Edward Jones is also looking to spread the wealth, according to a company spokesperson, and speeding up the process for financial advisors to participate in the partnership.

The firm, which currently has about 34,000 limited partners, is expanding its limited partnership opportunity with plans for annual partnership offerings to eligible financial advisors who haven’t previously qualified.

“Historically, the firm’s main limited partnership offerings have taken place approximately every four years,” the spokesperson wrote in an email. “The firm’s new planned [limited partnership] offerings will recognize the achievements and contributions of financial advisors who meet the eligibility requirements in years following a main partnership offering.”

And the partnership is the home of the profits at Edward Jones.

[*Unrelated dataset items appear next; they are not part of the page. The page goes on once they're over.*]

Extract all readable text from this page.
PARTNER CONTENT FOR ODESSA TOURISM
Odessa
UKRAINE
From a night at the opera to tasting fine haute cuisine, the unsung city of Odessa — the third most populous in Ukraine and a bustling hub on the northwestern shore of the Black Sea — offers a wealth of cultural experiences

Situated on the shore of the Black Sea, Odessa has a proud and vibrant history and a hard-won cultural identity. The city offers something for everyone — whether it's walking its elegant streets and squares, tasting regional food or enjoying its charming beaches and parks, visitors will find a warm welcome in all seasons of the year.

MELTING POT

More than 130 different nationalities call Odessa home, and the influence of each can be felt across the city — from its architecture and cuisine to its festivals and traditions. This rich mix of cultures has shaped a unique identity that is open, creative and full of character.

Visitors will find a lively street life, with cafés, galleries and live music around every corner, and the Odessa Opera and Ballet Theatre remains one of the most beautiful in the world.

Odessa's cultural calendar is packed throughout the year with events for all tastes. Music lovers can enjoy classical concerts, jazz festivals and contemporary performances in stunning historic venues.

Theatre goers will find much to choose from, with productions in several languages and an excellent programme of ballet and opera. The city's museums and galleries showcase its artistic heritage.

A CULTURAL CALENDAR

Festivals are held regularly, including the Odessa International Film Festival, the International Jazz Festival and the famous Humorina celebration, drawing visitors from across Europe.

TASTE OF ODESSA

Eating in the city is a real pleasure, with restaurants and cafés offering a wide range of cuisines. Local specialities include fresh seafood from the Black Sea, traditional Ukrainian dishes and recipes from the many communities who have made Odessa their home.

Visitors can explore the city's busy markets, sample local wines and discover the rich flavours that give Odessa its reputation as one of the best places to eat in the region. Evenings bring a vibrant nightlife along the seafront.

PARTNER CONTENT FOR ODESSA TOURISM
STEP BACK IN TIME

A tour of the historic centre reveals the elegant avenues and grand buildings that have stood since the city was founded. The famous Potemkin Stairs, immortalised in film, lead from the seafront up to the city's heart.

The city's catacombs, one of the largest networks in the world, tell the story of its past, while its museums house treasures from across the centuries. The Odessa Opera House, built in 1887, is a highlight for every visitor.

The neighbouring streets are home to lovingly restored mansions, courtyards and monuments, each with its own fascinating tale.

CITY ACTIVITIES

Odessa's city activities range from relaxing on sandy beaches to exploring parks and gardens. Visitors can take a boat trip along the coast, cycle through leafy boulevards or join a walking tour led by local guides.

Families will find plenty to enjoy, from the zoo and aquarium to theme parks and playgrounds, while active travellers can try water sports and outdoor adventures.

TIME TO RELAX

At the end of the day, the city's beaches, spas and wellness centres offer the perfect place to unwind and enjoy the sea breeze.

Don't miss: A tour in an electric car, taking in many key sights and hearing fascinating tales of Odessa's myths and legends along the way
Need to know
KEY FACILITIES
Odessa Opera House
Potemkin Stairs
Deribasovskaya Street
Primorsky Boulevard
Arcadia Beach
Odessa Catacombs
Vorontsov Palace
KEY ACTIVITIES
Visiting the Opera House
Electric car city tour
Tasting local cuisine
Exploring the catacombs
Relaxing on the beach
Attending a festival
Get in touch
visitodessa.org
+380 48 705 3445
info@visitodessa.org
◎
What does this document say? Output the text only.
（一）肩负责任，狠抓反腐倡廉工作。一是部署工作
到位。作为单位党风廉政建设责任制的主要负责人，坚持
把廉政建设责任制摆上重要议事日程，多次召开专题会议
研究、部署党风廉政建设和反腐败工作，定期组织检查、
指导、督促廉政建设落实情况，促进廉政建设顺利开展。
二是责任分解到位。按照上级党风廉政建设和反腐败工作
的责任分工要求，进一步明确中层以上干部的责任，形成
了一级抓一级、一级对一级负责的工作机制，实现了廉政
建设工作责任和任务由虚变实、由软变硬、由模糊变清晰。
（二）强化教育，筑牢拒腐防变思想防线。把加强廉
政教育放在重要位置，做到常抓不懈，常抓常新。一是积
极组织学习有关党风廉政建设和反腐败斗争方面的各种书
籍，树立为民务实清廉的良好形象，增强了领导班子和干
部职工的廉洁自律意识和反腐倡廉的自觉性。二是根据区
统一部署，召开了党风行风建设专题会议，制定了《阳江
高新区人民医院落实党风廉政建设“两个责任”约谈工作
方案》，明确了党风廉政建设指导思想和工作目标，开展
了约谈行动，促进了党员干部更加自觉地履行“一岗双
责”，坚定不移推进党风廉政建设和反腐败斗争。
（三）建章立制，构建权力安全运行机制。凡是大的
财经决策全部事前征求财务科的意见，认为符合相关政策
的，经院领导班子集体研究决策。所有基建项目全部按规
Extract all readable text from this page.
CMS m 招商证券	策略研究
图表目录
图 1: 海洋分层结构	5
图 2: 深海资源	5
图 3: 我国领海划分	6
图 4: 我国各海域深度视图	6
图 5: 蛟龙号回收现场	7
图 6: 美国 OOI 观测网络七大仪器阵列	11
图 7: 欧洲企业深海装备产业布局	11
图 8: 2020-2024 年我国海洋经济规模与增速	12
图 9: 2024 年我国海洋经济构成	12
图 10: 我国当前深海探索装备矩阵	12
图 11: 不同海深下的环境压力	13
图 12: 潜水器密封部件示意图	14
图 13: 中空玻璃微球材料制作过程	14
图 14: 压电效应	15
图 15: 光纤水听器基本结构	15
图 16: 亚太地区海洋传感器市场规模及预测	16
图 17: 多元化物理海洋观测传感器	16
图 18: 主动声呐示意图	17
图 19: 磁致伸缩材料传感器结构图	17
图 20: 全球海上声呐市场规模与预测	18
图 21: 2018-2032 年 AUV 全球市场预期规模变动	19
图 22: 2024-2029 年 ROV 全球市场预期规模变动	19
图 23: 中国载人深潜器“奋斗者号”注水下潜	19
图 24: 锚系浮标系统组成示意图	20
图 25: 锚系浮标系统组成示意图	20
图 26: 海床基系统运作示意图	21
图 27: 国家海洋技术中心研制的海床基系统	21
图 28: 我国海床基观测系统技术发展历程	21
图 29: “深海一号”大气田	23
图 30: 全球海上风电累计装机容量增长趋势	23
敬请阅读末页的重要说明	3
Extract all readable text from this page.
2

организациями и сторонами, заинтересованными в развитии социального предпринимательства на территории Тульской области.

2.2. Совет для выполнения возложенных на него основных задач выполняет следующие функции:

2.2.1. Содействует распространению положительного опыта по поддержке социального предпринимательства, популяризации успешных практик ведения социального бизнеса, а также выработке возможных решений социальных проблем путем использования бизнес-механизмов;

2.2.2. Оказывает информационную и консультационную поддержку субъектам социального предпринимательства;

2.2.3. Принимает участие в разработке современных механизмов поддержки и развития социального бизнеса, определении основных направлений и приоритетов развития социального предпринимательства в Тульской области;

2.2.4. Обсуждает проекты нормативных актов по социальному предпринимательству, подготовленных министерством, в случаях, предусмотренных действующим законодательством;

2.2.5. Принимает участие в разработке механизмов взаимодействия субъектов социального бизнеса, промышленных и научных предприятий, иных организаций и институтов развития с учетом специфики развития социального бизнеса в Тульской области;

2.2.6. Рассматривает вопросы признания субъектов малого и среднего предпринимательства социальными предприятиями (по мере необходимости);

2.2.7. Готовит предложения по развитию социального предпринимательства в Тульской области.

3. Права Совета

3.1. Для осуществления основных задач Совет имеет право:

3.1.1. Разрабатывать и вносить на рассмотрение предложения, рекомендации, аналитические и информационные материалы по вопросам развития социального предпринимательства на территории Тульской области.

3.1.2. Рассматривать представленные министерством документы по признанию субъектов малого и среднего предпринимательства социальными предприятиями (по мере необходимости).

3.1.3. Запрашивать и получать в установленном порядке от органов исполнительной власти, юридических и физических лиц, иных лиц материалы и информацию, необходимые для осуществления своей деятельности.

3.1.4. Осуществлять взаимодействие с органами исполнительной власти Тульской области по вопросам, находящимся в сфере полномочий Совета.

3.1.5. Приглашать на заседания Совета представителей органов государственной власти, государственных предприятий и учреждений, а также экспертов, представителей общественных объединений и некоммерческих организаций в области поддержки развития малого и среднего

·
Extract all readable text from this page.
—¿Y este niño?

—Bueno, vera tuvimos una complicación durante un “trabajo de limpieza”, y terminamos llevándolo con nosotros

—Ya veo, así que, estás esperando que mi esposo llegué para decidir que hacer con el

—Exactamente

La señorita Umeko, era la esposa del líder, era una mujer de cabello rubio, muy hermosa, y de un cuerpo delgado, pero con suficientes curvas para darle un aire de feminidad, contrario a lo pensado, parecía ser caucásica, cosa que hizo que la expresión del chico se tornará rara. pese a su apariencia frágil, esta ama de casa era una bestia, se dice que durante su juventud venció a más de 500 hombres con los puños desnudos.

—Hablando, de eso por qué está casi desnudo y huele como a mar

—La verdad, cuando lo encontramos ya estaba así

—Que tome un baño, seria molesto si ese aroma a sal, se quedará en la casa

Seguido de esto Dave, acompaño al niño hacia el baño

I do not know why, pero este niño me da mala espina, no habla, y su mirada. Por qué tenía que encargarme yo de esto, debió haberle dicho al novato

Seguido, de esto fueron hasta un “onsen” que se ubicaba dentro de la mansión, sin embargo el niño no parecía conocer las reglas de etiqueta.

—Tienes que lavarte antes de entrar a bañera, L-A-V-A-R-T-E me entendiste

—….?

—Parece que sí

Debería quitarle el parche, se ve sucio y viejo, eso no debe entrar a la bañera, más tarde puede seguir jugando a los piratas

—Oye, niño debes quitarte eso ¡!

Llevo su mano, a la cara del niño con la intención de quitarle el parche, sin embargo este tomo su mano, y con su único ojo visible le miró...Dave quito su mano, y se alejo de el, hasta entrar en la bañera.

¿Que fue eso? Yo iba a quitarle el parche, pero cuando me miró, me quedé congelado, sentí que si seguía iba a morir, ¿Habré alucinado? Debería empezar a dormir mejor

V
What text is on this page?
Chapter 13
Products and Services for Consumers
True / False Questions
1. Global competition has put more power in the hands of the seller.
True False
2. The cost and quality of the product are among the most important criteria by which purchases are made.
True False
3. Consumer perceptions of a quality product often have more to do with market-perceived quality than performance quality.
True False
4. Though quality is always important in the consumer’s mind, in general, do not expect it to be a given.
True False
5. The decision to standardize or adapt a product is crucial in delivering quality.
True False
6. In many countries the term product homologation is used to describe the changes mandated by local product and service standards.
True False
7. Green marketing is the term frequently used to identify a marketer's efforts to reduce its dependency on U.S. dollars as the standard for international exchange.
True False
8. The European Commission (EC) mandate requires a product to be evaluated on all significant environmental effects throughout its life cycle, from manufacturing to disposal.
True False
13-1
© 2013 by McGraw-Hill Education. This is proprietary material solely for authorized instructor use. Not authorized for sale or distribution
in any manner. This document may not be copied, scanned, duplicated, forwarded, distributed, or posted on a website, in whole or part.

“Giving our financial advisors who share in the work an opportunity to share in the profit is a core tenet of our partnership structure,” wrote Don Aven, principal for talent acquisition at Edward Jones. “It allows us to remain competitive – both retaining and attracting the very best talent to serve our clients, colleagues, and communities.”

One component of the changes is a more diverse financial advisor workforce at Edward Jones, which in 2021 settled a racial discrimination lawsuit for $34 million.

According to the firm’s 2023 annual report, at the end of last year, 10 percent of its financial advisors were people of color, and 23 percent were women. The goal is to increase those numbers by 2025 so that 15 percent of financial advisors at the firm are people of color and 30 percent are women.

Meanwhile, change can also be discomfiting for some financial advisors, noted another senior industry executive, citing Edward Jones’ recent effort to have a more centralized financial planning process for clients that takes the work out of the hands of the advisor.

“When Jones started consolidating financial planning, a whole bunch of FAs got hyped up,” said the executive, who also asked to speak anonymously. “The home office took over the planning, instead of letting the advisors do that.”